Konseye tepki Cumhuriyetçi geleneğine dönüştü
Beyaz Saray Ulusal Güvenlik Danışmanlığına John Bolton ve Dışişleri Bakanlığına Mike Pompeo gibi şahin isimler gelmiş olsa da, Cumhuriyetçi Trump yönetimi bu isimlerin göreve gelmesinden önce, Kudüs kararında olduğu gibi, İsrail’in yanında yer alan açıklamalarıyla konseyden çekileceğinin sinyallerini veriyordu.
Başkan Trump göreve geldiği ilk dönemde, BM’ye yönelik sert eleştirileriyle birlikte, UNESCO’dan ve BM’nin ve Barack Obama yönetiminin büyük başarısı olan İklim Değişikliği ve İran Nükleer anlaşmasından çekilme kararına imza attı. Trump yönetimi ayrıca, BM’ye ve BM’ye bağlı BM Filistinli Mültecilere Yardım Kuruluşu’na (UNRWA) mali yardımları azaltma kararı aldı.
Daha önce 12 yıllık tarihinde George W. Bush başkanlığında ABD tarafından boykot edilen İnsan Hakları Konseyi’ne ABD eski Başkan Barack Obama döneminde 2009 yılında yeniden katılmıştı.
İnsan Hakları İzleme Örgütü: Sürpriz değil
Trump yönetiminin İnsan Hakları Konseyi’nden çekilmesini yorumlayan İnsan Hakları İzleme Örgütü (HRW) Genel Direktörü Kenneth Roth, kararın şaşırtıcı olmadığını belirtti.
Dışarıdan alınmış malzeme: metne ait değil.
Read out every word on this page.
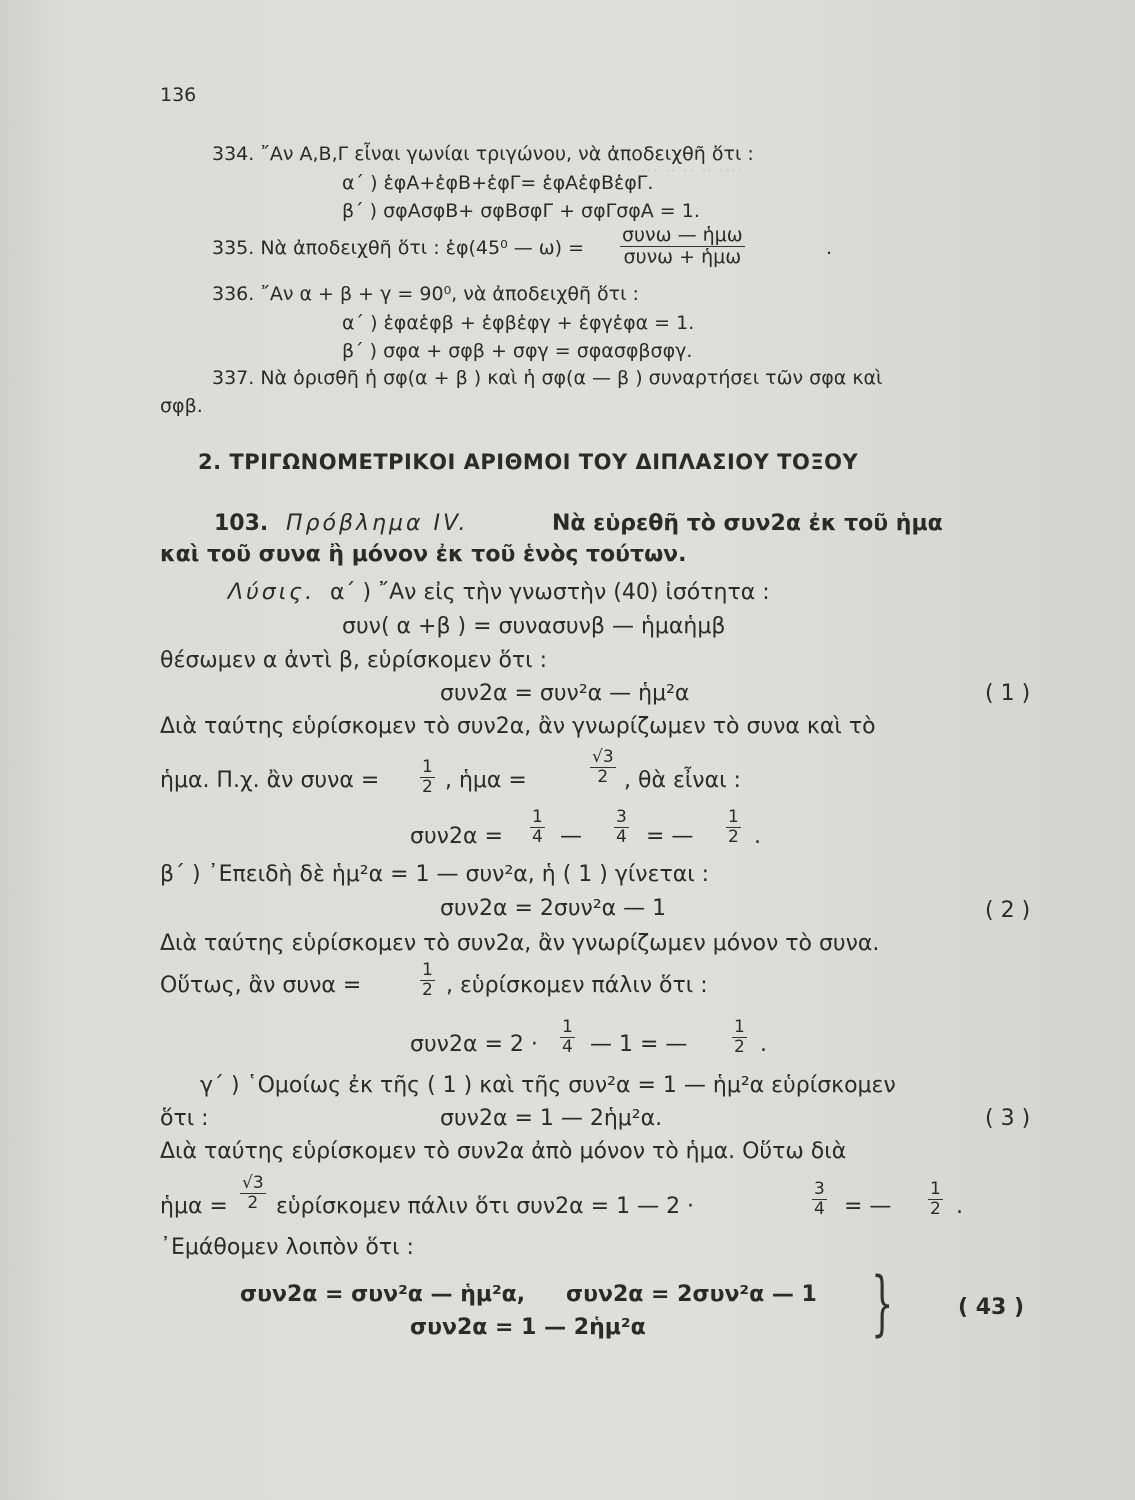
··· ·· ·· ·· ····
136
334. ῎Αν Α,Β,Γ εἶναι γωνίαι τριγώνου, νὰ ἀποδειχθῆ ὅτι :
α΄ ) ἑφΑ+ἑφΒ+ἑφΓ= ἑφΑἑφΒἑφΓ.
β΄ ) σφΑσφΒ+ σφΒσφΓ + σφΓσφΑ = 1.
335. Νὰ ἀποδειχθῆ ὅτι : ἑφ(45⁰ — ω) =
συνω — ἡμω
συνω + ἡμω	.
336. ῎Αν α + β + γ = 90⁰, νὰ ἀποδειχθῆ ὅτι :
α΄ ) ἑφαἑφβ + ἑφβἑφγ + ἑφγἑφα = 1.
β΄ ) σφα + σφβ + σφγ = σφασφβσφγ.
337. Νὰ ὁρισθῆ ἡ σφ(α + β ) καὶ ἡ σφ(α — β ) συναρτήσει τῶν σφα καὶ
σφβ.
2. ΤΡΙΓΩΝΟΜΕΤΡΙΚΟΙ ΑΡΙΘΜΟΙ ΤΟΥ ΔΙΠΛΑΣΙΟΥ ΤΟΞΟΥ
103. Πρόβλημα IV.	Νὰ εὑρεθῆ τὸ συν2α ἐκ τοῦ ἡμα
καὶ τοῦ συνα ἢ μόνον ἐκ τοῦ ἑνὸς τούτων.
Λύσις. α΄ ) ῎Αν εἰς τὴν γνωστὴν (40) ἰσότητα :
συν( α +β ) = συνασυνβ — ἡμαἡμβ
θέσωμεν α ἀντὶ β, εὑρίσκομεν ὅτι :
συν2α = συν²α — ἡμ²α	( 1 )
Διὰ ταύτης εὑρίσκομεν τὸ συν2α, ἂν γνωρίζωμεν τὸ συνα καὶ τὸ
ἡμα. Π.χ. ἂν $\sigma\upsilon\nu\alpha = \frac{1}{2}$ , ἡμα =	$\frac{√3}{2}$ , θὰ εἶναι :
$\sigma\upsilon\nu 2\alpha = \frac{1}{4}$ — $\frac{3}{4}$ = — $\frac{1}{2}$ .
β΄ ) ᾿Επειδὴ δὲ ἡμ²α = 1 — συν²α, ἡ ( 1 ) γίνεται :
συν2α = 2συν²α — 1	( 2 )
Διὰ ταύτης εὑρίσκομεν τὸ συν2α, ἂν γνωρίζωμεν μόνον τὸ συνα.
Οὕτως, ἂν συνα =	$\frac{1}{2}$ , εὑρίσκομεν πάλιν ὅτι :
$\sigma\upsilon\nu 2\alpha = 2 \cdot \frac{1}{4}$ — 1 = —	$\frac{1}{2}$ .
γ΄ ) ῾Ομοίως ἐκ τῆς ( 1 ) καὶ τῆς συν²α = 1 — ἡμ²α εὑρίσκομεν
ὅτι :	συν2α = 1 — 2ἡμ²α.	( 3 )
Διὰ ταύτης εὑρίσκομεν τὸ συν2α ἀπὸ μόνον τὸ ἡμα. Οὕτω διὰ
ἡμα = $\frac{√3}{2}$ εὑρίσκομεν πάλιν ὅτι συν2α = 1 — 2 ·	$\frac{3}{4}$ = — $\frac{1}{2}$ .
᾿Εμάθομεν λοιπὸν ὅτι :
συν2α = συν²α — ἡμ²α, συν2α = 2συν²α — 1
συν2α = 1 — 2ἡμ²α	}	( 43 )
Açıklamasında ABD, “Trump Başkan olduktan sonra konseyden ayrılacağı tehdidinde bulunuyordu. Dolasıyla karar süpriz olmadı.” diyen Roth, “Trump’ın ‘Önce Amerika’ kararı, Suriye’deki sivillerin ve Myanmar’daki etnik azınlıkların acılarını görmezden gelme manasında.” olduğunu belirtti.
Kararın “ABD’nin İsrail’in suiistimallerini herşeyden önce eleştirmek yerine savunan tek boyutlu insan hakları politikasının üzücü bir yansımasıdır” olduğunu ifade eden Roth, “Ayrılmakla ABD sadece BM’ye değil, Suriye, Yemen, Kuzey Kore ve Myanmar’a da sırtını dönmektir. Şimdi diğer ülkeler, konseyin dünyanın en ciddi insan hakları sorunlarına cevap verebilmesini sağlamak için çabalarını ikiye katlamaları gerekecek.” dedi.